Parker ran his hands along his desk to try to let the smooth surface calm his nerves. His work area was icy cold. They kept it that way for the electronics. The li
ghts were dim, and the room hummed. None of it gave him direction, none of it centered him, and finding no answers, he dropped his head farther, rubbed his temples, and cursed.
His buddy laughed quietly. “You want me to guess what’s wrong with you?”
Parker shook his head. “I am fucked.”
“Nah, you’re never one to get into a position that screws you. Though you almost landed your genius ass in jail today, so what do I know?”
“A friend of mine found herself in deep and doesn’t know how to get out. She thinks she has it handled, and she doesn’t.”
“You realize you’re being vague and talking in circles?” Winters scowled.
Parker sighed. “It’s a long story.”
“Is there a short version?”
Short version… there wasn’t one. Other than the one-sentence summary he’d given Boss Man. Lex is Silver. Jared just walked back in, so the conversation had the potential to get much worse.

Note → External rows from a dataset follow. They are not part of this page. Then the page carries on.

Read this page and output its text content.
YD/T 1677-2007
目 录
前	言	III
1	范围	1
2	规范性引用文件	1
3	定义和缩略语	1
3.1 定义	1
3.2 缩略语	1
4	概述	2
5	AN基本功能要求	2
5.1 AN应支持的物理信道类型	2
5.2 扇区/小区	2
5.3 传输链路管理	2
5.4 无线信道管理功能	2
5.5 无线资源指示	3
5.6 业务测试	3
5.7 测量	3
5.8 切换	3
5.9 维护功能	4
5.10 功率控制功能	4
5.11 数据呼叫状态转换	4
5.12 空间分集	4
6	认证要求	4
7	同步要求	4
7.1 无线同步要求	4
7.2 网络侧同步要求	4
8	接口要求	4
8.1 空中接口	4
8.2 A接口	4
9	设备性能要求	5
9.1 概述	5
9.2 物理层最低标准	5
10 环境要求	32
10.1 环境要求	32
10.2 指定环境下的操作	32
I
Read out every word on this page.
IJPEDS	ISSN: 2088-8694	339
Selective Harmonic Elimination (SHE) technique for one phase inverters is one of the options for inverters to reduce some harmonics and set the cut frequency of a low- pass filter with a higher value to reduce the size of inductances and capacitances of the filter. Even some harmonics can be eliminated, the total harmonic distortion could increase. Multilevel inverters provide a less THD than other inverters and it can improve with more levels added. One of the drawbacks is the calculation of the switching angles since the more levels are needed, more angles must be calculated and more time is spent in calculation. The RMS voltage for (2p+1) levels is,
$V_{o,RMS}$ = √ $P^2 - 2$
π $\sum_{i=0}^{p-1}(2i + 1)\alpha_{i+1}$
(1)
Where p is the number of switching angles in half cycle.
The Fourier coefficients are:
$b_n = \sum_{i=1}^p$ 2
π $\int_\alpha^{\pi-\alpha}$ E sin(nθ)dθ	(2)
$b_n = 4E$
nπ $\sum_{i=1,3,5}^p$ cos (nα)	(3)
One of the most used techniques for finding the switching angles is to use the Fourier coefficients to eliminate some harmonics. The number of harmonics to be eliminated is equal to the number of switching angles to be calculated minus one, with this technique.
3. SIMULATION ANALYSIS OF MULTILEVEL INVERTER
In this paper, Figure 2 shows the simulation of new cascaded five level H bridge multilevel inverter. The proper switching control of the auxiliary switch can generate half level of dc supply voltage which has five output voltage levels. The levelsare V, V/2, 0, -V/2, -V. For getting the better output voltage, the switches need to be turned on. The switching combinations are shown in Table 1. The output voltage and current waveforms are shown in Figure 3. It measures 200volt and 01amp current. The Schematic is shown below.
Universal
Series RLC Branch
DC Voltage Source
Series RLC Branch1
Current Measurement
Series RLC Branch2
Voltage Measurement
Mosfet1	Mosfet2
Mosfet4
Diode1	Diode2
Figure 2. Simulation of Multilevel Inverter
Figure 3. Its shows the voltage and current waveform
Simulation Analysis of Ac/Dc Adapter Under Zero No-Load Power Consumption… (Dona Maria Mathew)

“They’re running with your intel. Looks like you’re right,” Boss Man grumbled then tilted his head. “What the fuck is that face for? Thought you had your thing to do.”

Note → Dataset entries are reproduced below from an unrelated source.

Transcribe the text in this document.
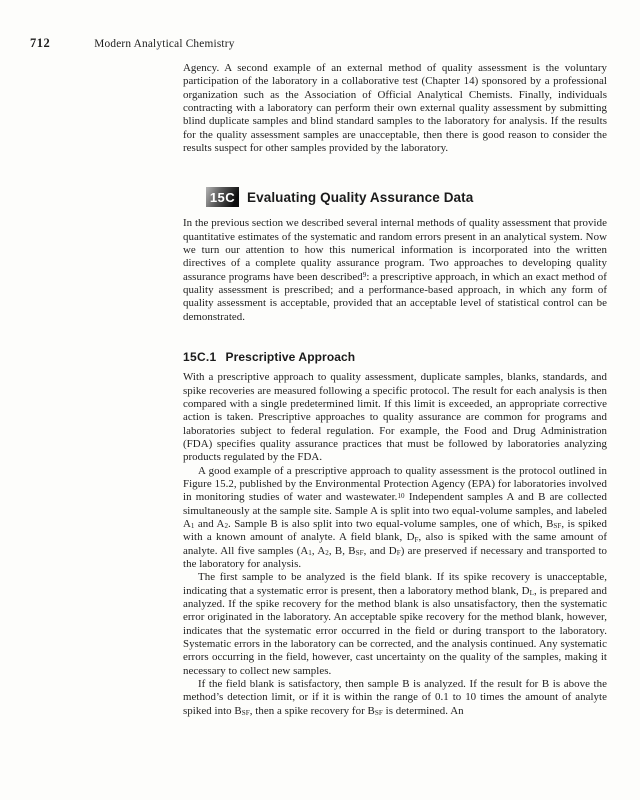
712	Modern Analytical Chemistry

Agency. A second example of an external method of quality assessment is the voluntary participation of the laboratory in a collaborative test (Chapter 14) sponsored by a professional organization such as the Association of Official Analytical Chemists. Finally, individuals contracting with a laboratory can perform their own external quality assessment by submitting blind duplicate samples and blind standard samples to the laboratory for analysis. If the results for the quality assessment samples are unacceptable, then there is good reason to consider the results suspect for other samples provided by the laboratory.

15C Evaluating Quality Assurance Data

In the previous section we described several internal methods of quality assessment that provide quantitative estimates of the systematic and random errors present in an analytical system. Now we turn our attention to how this numerical information is incorporated into the written directives of a complete quality assurance program. Two approaches to developing quality assurance programs have been described$^9$: a prescriptive approach, in which an exact method of quality assessment is prescribed; and a performance-based approach, in which any form of quality assessment is acceptable, provided that an acceptable level of statistical control can be demonstrated.

15C.1 Prescriptive Approach

With a prescriptive approach to quality assessment, duplicate samples, blanks, standards, and spike recoveries are measured following a specific protocol. The result for each analysis is then compared with a single predetermined limit. If this limit is exceeded, an appropriate corrective action is taken. Prescriptive approaches to quality assurance are common for programs and laboratories subject to federal regulation. For example, the Food and Drug Administration (FDA) specifies quality assurance practices that must be followed by laboratories analyzing products regulated by the FDA.

A good example of a prescriptive approach to quality assessment is the protocol outlined in Figure 15.2, published by the Environmental Protection Agency (EPA) for laboratories involved in monitoring studies of water and wastewater.$^{10}$ Independent samples A and B are collected simultaneously at the sample site. Sample A is split into two equal-volume samples, and labeled $A_1$ and $A_2$. Sample B is also split into two equal-volume samples, one of which, $B_{SF}$, is spiked with a known amount of analyte. A field blank, $D_F$, also is spiked with the same amount of analyte. All five samples ($A_1$, $A_2$, B, $B_{SF}$, and $D_F$) are preserved if necessary and transported to the laboratory for analysis.

The first sample to be analyzed is the field blank. If its spike recovery is unacceptable, indicating that a systematic error is present, then a laboratory method blank, $D_L$, is prepared and analyzed. If the spike recovery for the method blank is also unsatisfactory, then the systematic error originated in the laboratory. An acceptable spike recovery for the method blank, however, indicates that the systematic error occurred in the field or during transport to the laboratory. Systematic errors in the laboratory can be corrected, and the analysis continued. Any systematic errors occurring in the field, however, cast uncertainty on the quality of the samples, making it necessary to collect new samples.

If the field blank is satisfactory, then sample B is analyzed. If the result for B is above the method’s detection limit, or if it is within the range of 0.1 to 10 times the amount of analyte spiked into $B_{SF}$, then a spike recovery for $B_{SF}$ is determined. An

Winters gave Parker a look and a moment to answer Boss Man, but Parker didn’t. Winters turned toward Jared. “Parker’s got problems.”
Parker scoffed, internally agreeing. “I don’t have damn problems.”
Winters laughed. “Then he has a chick with a problem.”
“Thought we’d been through this already.” Jared’s eyes sliced to Parker. “Fix it.”
“Yeah.” Parker turned back to his computer, his eyes catching on the screen where he’d left Lexi frozen in place. He couldn’t look at that and play dumb to the extent of his interest in her, so he pushed away and stood. “Working on it.”
Winters made a wry noise, his mouth down-turned as though he was trying not to laugh. Jared raised an eyebrow at Winters. Parker wanted both men out of his office.